Industrialized Agricultural Equipment

Industrialized equipment, in particular the potato harvester, becomes a symbol of the damage that humans have done not only to hare populations but also to other wild species. As such, the symbol helps Chloe to explore Humanity’s Changing Relationship With Nature. As part of her research, Chloe learns that hare populations have declined more sharply since the advent of industrialized agriculture than at any other point in history. Although humans have always hunted hares and in some places even hunted them to the brink of local extinction, hares were able to bounce back. Agriculture threatens hares because it encroaches onto their habitat, but also because industrialized agricultural equipment is able to plow fields at a fast pace.
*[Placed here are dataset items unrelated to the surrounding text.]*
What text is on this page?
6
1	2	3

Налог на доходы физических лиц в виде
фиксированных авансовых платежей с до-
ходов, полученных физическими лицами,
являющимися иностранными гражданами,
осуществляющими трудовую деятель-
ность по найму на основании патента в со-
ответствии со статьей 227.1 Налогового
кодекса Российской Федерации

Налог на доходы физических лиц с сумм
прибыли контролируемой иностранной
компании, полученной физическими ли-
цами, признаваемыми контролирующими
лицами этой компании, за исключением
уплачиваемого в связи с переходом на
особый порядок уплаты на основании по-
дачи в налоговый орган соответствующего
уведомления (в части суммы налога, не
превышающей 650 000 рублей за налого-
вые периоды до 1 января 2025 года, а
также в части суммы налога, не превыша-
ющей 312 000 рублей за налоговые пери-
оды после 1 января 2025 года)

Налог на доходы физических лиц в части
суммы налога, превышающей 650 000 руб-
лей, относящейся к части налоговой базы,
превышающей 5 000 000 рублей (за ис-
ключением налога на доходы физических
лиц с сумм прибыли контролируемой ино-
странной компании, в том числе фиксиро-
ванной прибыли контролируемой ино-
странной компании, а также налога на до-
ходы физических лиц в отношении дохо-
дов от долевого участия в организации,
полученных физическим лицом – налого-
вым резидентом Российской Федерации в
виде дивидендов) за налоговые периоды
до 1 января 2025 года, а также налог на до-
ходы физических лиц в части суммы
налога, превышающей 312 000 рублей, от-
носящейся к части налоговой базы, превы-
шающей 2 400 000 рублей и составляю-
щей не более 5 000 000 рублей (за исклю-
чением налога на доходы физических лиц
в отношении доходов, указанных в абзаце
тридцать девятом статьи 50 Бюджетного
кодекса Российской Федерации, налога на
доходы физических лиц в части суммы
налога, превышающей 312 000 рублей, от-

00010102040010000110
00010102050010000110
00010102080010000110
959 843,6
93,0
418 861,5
Machines like harvesters mow down everything in their path, even animals. Chloe sees first-hand the damage that these machines cause after the potato harvest. Walking through the fields after the harvester has cut them, she finds countless dead hares and other small creatures. She reflects that conservation efforts tend to focus on large, charismatic animals but ignore small species like the hare. Seeing the death and destruction in the fields near her home, she comes to the conclusion that conservation should also focus on species that come into greater contact with humans, the species that still live near human farms and settlements after humans have partially moved into their territories. Although Chloe spends much of the memoir ruminating on the way that humans have impacted hares across the centuries, it is during her walk after the harvest, in the penultimate chapter, that her conservation ethic truly takes shape.